Ora, conforme alega a recorrente, estando provado a celebração do contrato de aluguer do veículo em causa e até, ao que parece, o pagamento do preço de aquisição estipulado no contrato-promessa, estava a Ré obrigada a entregar ao A. os documentos do automóvel, designadamente, o título de registo de propriedade e o livrete, como tudo resulta, não só das normas gerais aplicáveis, como expressamente do disposto no Art. 21º n.º 1 do D.L. 354/86, que até estabelece uma coima para a infracção àquela determinação legal e determina que pertence à locadora a responsabilidade pelas infracções decorrentes da não exibição dos referidos documentos perante as autoridades policiais, pelo locatário.
Assim sendo, não tendo a Ré dado cumprimento ao determinado pela lei na medida em que reteve em seu poder os documentos da viatura, incorreu na obrigação de indemnizar o A. por todos os prejuízos que eventualmente tivesse, por causa dessa omissão.
Quanto a este ponto, não existe qualquer dúvida.
Porém, o incumprimento da Ré, ao não entregar ao A. os documentos da viatura, traduz-se em simples mora, como salientou a Relação, o que, todavia a constituiria na obrigação de indemnizar o A. pelos prejuízos que desse retardamento lhe adviessem.
*
Mas, para evitar mais confusões, convém referir que o não cumprimento ou a falta de cumprimento da obrigação pode provocar diversos efeitos.
Assim, se a prestação não realizada se torna impossível, quer porque não pode já realizar-se no contexto contratual convencionado, quer porque, ainda que materialmente possível, perdeu o interesse para o credor, estaremos perante um incumprimento definitivo da prestação.

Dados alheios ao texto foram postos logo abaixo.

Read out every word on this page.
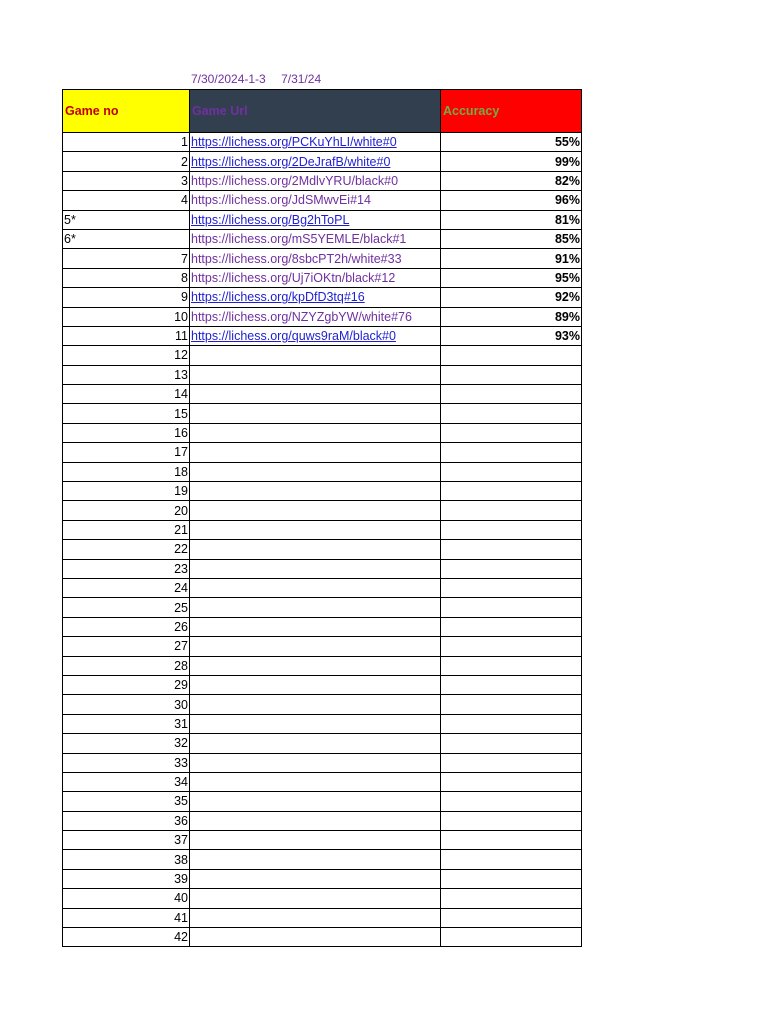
7/30/2024-1-3 7/31/24
Game no	Game Url	Accuracy
1	https://lichess.org/PCKuYhLI/white#0	55%
2	https://lichess.org/2DeJrafB/white#0	99%
3	https://lichess.org/2MdlvYRU/black#0	82%
4	https://lichess.org/JdSMwvEi#14	96%
5*	https://lichess.org/Bg2hToPL	81%
6*	https://lichess.org/mS5YEMLE/black#1	85%
7	https://lichess.org/8sbcPT2h/white#33	91%
8	https://lichess.org/Uj7iOKtn/black#12	95%
9	https://lichess.org/kpDfD3tq#16	92%
10	https://lichess.org/NZYZgbYW/white#76	89%
11	https://lichess.org/quws9raM/black#0	93%
12		
13		
14		
15		
16		
17		
18		
19		
20		
21		
22		
23		
24		
25		
26		
27		
28		
29		
30		
31		
32		
33		
34		
35		
36		
37		
38		
39		
40		
41		
42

Só nestes casos é que, para além do direito à indemnização, pode o credor resolver o contrato e, se já tiver realizado a sua prestação, exigir a restituição dela por inteiro, caso o não incumprimento seja imputável ao devedor (cof. Arts. 798, 801 e 808 do C.C.).
Mas o não cumprimento (em sentido amplo) pode, ainda, resultar de a prestação não ter sido realizada no momento devido, mas sendo ainda possível, o credor nela mantiver interesse, apesar retardamento.
Estamos, então, perante a figura da simples mora, que, igualmente, se for imputável ao devedor, fez nascer para o credor o direito a ser indemnizado pelos prejuízos sofridos em consequência desse retardamento (Art. 804º), mas não consente, com base nela, a resolução do contrato.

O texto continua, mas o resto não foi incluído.